Egli poi girò il film Desiderio; qui Rossellini si muove sul terreno dell’indagine sociale e dell’approfondimento psicologico. Questi due elementi saranno amplificati nel film successivo “Roma città aperta”. Il protagonista di questo film è il popolo romano: gli operai, i ferrovieri, le popolane. Su tutti, incombente, c’è la presenza della morte, che ritroveremo in “Paisà” e in “Germania anno zero” che comporranno, con “Roma città aperta”, la trilogia della guerra antifascista.
“Roma città aperta” è un esempio eccellente del nuovo cinema rosselliniano, cioè la facoltà di darci una dimensione della realtà estremamente autentica, che nasce sullo schermo e si manifesta cinematograficamente nel suo farsi, dinanzi agli occhi dello spettatore. La realtà del film diventa più “vera” della realtà quotidiana. Rossellini volle scrutare la realtà fino ai limiti del tollerabile e del possibile, così da farne emergere un significato spirituale che in un certo senso la giustificasse, le desse un valore.

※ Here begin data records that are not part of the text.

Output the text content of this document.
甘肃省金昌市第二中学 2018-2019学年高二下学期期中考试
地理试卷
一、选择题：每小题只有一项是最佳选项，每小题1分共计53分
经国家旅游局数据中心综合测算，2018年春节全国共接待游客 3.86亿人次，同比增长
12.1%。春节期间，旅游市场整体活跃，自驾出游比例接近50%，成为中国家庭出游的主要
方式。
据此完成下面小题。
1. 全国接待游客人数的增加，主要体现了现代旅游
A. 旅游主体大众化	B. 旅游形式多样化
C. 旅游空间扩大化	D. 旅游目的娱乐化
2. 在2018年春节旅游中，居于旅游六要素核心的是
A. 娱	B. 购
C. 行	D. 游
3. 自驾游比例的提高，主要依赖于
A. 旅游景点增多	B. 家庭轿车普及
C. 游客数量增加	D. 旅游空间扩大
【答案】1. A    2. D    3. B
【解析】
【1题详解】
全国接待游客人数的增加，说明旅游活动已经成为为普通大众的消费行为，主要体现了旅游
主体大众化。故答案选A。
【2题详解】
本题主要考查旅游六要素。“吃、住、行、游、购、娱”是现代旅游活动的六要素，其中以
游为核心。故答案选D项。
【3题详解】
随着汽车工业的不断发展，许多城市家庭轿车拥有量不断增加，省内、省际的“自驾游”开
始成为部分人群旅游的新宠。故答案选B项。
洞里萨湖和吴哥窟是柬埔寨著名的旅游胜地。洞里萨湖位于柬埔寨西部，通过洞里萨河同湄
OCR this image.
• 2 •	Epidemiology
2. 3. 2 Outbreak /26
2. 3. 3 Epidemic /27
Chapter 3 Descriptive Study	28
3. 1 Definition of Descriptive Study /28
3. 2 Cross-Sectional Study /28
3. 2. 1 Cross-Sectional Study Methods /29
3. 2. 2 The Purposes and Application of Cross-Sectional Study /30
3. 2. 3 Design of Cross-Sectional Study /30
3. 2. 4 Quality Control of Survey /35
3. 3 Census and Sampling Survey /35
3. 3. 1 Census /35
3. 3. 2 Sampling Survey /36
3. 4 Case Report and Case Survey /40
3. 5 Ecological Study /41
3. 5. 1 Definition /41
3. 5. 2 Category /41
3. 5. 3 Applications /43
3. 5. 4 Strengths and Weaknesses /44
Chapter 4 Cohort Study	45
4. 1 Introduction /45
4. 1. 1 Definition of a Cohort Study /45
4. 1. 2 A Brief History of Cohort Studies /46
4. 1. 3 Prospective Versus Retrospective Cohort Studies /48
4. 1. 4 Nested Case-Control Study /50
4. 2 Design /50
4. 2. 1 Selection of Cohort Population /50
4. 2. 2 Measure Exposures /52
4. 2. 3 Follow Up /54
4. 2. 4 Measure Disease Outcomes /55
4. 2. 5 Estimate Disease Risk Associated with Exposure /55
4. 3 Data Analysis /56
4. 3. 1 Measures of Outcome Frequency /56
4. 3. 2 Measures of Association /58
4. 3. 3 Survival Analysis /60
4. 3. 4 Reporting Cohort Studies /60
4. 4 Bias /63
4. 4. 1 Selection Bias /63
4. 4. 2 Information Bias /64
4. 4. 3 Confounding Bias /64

Rossellini affermava che: “Non aveva bisogno di appoggiarsi a schemi o consuetudini per girare un film, per lui l’ispirazione veniva sul posto e sul momento”.
Non aveva idee preconcette prima di cominciare a girare, secondo lui era la prima inquadratura del film che avrebbe determinato tutta l’opera. Aveva una coscienza molto precisa di quello che voleva dire, ma non sapeva mai come avrebbe proceduto prima di cominciare a girare.
Secondo Rossellini, la realtà non esisteva, ed era sempre soggettiva, era necessario quindi rubare sul momento quelle sensazioni, quelle emozioni che avrebbero potuto creare una realtà. L’unico elemento fisso era il tempo che egli concedeva alla realizzazione di ogni sequenza, due o tre giorni.
Evitava le scenografie, lavorava su ciò che esisteva e diceva: “Ciò che è artisticamente perfetto mi interessa di più di ciò che lo è logicamente”. Improvvisava sui luoghi dell’azione a contatto con le possibilità dei suoi interpreti. Rinunciava alla tecnica per l’istinto. Inoltre Rossellini affermava: “È perché non ho paura della verità, che ho la curiosità dell’essere umano, il realismo è abbandonare l’individuo davanti alla macchina da presa e lasciare costruire da lui stesso la propria storia”.